Commits related to this issue

Most upvoted comments

Just answered a question relating to a failed reconciliation process at https://forum.openrefine.org/t/what-does-it-mean-when-something-is-unreconciled/113/4 - the lack of feedback to the user on what’s happened has definitely caused some confusion here.

failed to batch recon with load: is just an error prefix and not useful. It’s like saying just ERROR. The query payload is also not useful I think and should be displayed only if a debug option is enabled.

What is more useful is the deeper exception.

As far as your work displaying errors, I think this is sufficient for now to at least surface errors and present them to the user.
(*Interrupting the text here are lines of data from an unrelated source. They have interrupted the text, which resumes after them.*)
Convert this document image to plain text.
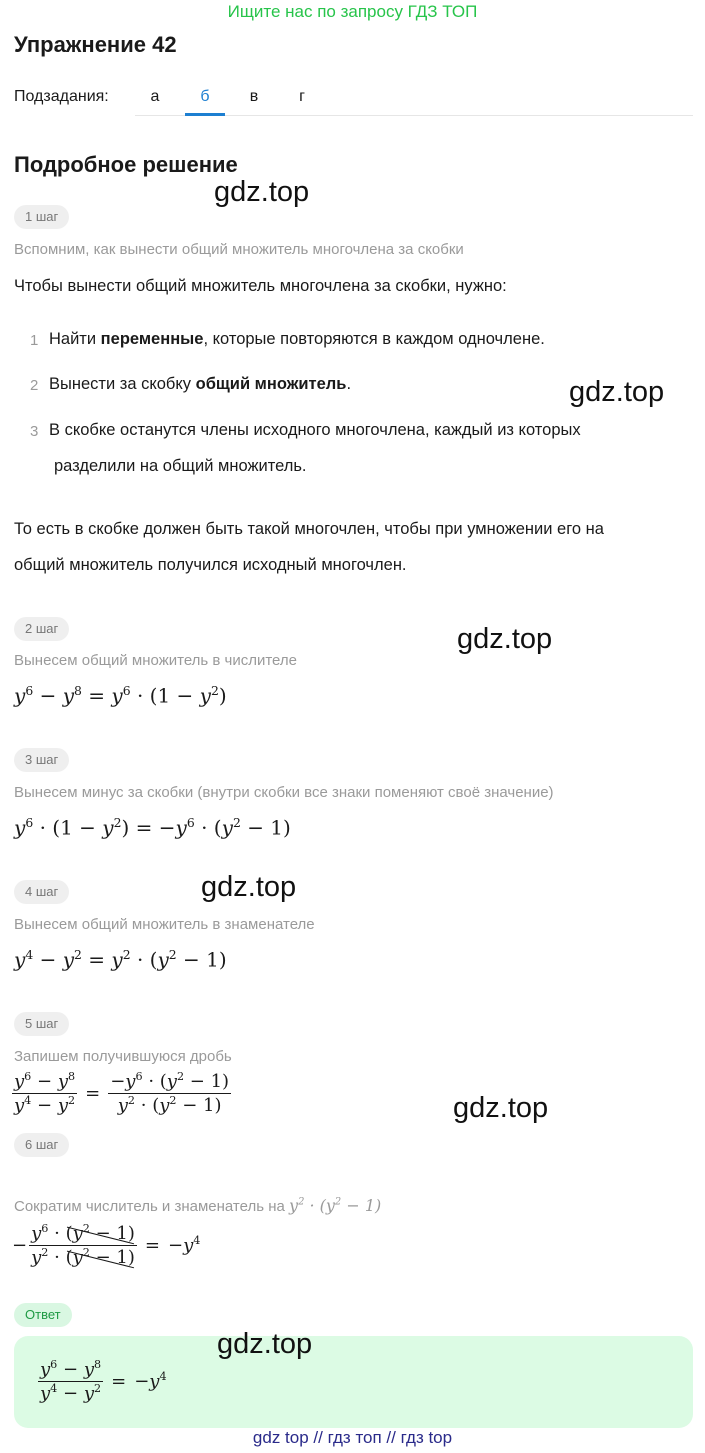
Ищите нас по запросу ГДЗ ТОП
Упражнение 42
Подзадания:	а	б	в	г
Подробное решение
gdz.top
gdz.top
gdz.top
gdz.top
gdz.top
gdz.top
1 шаг
Вспомним, как вынести общий множитель многочлена за скобки
Чтобы вынести общий множитель многочлена за скобки, нужно:
1 Найти переменные, которые повторяются в каждом одночлене.
2 Вынести за скобку общий множитель.
3 В скобке останутся члены исходного многочлена, каждый из которых
разделили на общий множитель.
То есть в скобке должен быть такой многочлен, чтобы при умножении его на
общий множитель получился исходный многочлен.
2 шаг
Вынесем общий множитель в числителе
$y^6 - y^8 = y^6 \cdot (1 - y^2)$
3 шаг
Вынесем минус за скобки (внутри скобки все знаки поменяют своё значение)
$y^6 \cdot (1 - y^2) = -y^6 \cdot (y^2 - 1)$
4 шаг
Вынесем общий множитель в знаменателе
$y^4 - y^2 = y^2 \cdot (y^2 - 1)$
5 шаг
Запишем получившуюся дробь
$\frac{y^6 - y^8}{y^4 - y^2} = \frac{-y^6 \cdot (y^2 - 1)}{y^2 \cdot (y^2 - 1)}$
6 шаг
Сократим числитель и знаменатель на $y^2 \cdot (y^2 - 1)$
− $\frac{y^6 \cdot (y^2 - 1)}{y^2 \cdot (y^2 - 1)} = -y^4$
Ответ
$\frac{y^6 - y^8}{y^4 - y^2} = -y^4$
gdz top // гдз топ // гдз top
We can address more useful errors in a case by case basis in a new issue.

I still think fixing https://github.com/OpenRefine/OpenRefine/issues/2229 would provide a bigger user benefit.

@tfmorris Both are worth doing: retrying queries will not remove the need for proper error reporting, since some errors can persist no matter how often they are retried.

The other issue mentioned above, https://github.com/OpenRefine/OpenRefine/issues/87, is marked as closed by an unmerged (and unreviewed) commit, which is odd. A mistake, perhaps?

No, that’s intentional - we can discuss this more in the forum thread about releasing 4.0-alpha2.

what do we do after storing the error in cell.recon.error?do we display it in the cell instead of leaving the cell unreconciled?

I would render it similarly to an unmatched cell: we display the cell value, and underneath the reconciliation error (in place of the reconciliation candidates). It’s probably useful to still leave the option to match the cell manually - we can tweak the rendering after testing, I would say.